Почётный пенсионер города Песчанска опять вынул платок из кармана, вытер лоб и хитровато взглянул на Людвику:
– Если по-честному, то не очень, – хихикнул он, – это я так, для самоуспокоения ойкаю. Вроде как поойкаешь, глядишь, и не так чувствительно, лечение-то, кхе, кхе…
Хоть и рассердилась Людвика на такую симуляцию, но не удержалась и пристыдила старика:
– Так что же вы меня пугаете, Тихон Ильич! Я же думала, что в сосуд попала или ещё куда…
Привольников встал, ещё раз ойкнул для порядка и направился к двери.
– Ты это, не волнуйся, ага, всё хорошо, а рука у тебя твёрдая, ничего, не дрогнула, так что, ты, дочка, того, шибко не обращай на нас внимания. Мы же того, тоже, чай, не деревянные. Ну и покричать полезно. А укол, он что – поболит маленько и отпустит. Эх, экая же ты востроглазая, аж смотреть больно!
Он подхихикнул и вышел.
– Следующий! – бойко скомандовала Людвика, сияя от счастья.

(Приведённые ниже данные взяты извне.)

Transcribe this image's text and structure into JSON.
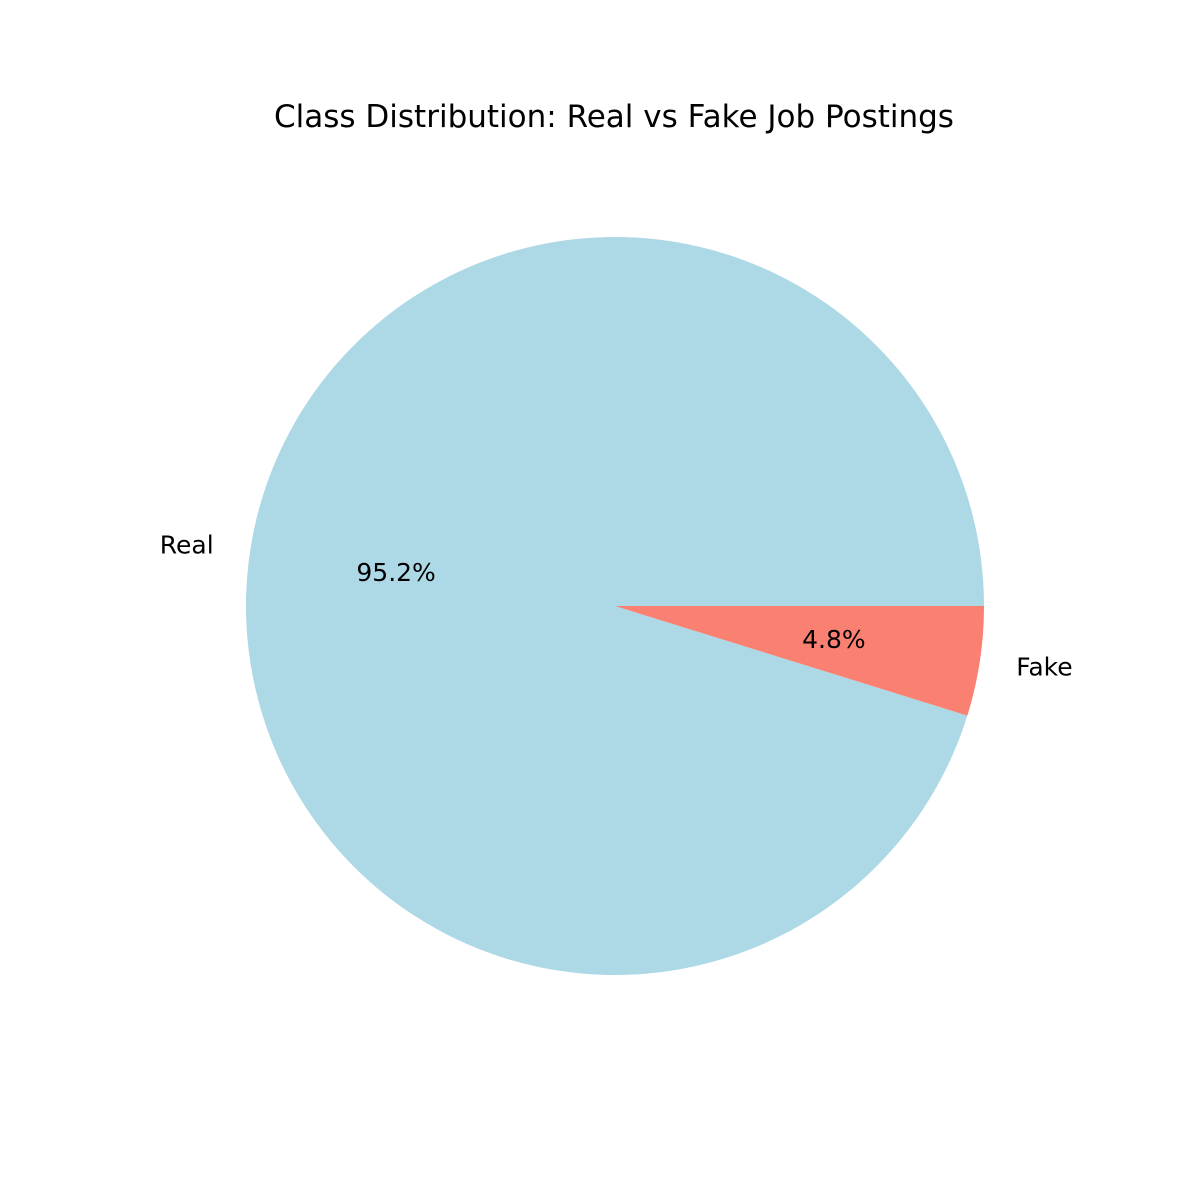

Приём пролетел незаметно. А ведь десять человек! С лёгкой руки Привольникова, её рука так и не дрогнула – скорее всего, из страха! Или благодаря похвале почётного пенсионера. Выпроводив последнего пациента, Людвика быстро засунула инструментарий в биксы, а затем – в автоклав, потом проверила на всякий случай все записи в журнале и карте назначений и радостно натянула пальто. Закрыв на ключ дверь кабинета, она вылетела на улицу как школьница, которая сдала экзамен на отлично. Ей было так весело, что захотелось даже побежать домой вприпрыжку, задорно болтая портфелем.

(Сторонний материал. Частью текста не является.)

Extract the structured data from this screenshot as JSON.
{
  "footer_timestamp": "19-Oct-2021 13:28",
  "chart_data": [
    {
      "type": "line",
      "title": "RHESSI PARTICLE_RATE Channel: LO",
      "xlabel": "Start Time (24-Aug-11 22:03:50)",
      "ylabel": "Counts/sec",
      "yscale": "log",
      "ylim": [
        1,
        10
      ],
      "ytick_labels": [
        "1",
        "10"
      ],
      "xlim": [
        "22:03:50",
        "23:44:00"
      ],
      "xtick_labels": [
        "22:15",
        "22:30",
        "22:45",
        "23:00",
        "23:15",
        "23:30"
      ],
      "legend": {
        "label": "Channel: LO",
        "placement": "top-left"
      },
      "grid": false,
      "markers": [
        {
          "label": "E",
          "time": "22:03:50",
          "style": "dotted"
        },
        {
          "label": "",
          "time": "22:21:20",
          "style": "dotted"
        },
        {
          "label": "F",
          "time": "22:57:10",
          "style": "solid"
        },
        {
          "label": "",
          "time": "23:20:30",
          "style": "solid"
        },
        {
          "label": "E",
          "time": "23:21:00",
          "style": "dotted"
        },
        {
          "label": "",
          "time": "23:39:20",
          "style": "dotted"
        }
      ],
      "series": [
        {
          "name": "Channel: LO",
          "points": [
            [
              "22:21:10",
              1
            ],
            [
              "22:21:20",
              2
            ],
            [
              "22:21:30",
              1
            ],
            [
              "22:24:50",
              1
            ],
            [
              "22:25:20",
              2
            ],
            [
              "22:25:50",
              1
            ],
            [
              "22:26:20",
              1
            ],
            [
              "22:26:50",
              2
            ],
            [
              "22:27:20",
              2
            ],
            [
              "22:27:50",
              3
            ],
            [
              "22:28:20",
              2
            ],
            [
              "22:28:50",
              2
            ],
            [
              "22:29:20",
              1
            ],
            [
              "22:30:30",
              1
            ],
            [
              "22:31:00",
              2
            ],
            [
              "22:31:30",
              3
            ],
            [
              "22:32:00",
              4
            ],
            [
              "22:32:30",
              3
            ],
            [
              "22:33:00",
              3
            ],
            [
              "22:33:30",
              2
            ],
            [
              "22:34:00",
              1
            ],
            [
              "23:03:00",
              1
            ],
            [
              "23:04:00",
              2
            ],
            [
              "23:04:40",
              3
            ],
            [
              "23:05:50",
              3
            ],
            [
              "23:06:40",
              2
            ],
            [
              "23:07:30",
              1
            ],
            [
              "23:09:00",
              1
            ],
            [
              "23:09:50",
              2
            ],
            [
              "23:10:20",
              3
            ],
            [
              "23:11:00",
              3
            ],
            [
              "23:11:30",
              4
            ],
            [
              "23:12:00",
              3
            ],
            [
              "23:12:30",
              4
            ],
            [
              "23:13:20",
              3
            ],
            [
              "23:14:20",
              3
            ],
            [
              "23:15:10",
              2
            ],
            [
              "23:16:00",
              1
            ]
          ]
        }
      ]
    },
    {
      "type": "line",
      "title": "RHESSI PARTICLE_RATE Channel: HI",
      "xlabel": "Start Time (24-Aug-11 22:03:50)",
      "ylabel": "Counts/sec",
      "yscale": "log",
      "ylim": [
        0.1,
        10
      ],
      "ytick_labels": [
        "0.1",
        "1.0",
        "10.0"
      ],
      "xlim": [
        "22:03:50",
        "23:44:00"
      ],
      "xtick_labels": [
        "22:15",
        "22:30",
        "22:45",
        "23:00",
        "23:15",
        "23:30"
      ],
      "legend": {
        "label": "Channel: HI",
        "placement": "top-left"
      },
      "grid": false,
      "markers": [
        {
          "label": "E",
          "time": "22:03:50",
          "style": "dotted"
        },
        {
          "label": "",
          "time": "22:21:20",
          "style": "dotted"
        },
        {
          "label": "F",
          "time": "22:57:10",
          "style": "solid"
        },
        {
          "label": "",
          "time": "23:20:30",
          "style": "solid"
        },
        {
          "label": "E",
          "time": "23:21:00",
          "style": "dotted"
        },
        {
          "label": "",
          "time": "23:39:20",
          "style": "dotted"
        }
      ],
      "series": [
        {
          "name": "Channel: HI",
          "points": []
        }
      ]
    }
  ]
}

И тут она остановилась. А ведь один больной не пришёл. И как это она сразу не заметила? Она вернулась в клинику, открыла дверь своим ключом и заглянула в карту процедур. Так и есть – Чернихин Всеволод Аристархович. «Ну и имя», – подумала Людвика, и сердце её почему-то отозвалось еле слышным, далёким эхом, как будто поцарапалось обо что-то шероховатое и неровное – с выбоинками, с щербинками, с нелепо чередующимися гласными «е», «и», «и», «е» и торчащими в разные стороны, ершистыми «ч», «х», «с». «Чернихин, Чернихин, – подумала Людвика, – где-то я его уже видела. Или точнее, где-то я это уже слышала. Но где?»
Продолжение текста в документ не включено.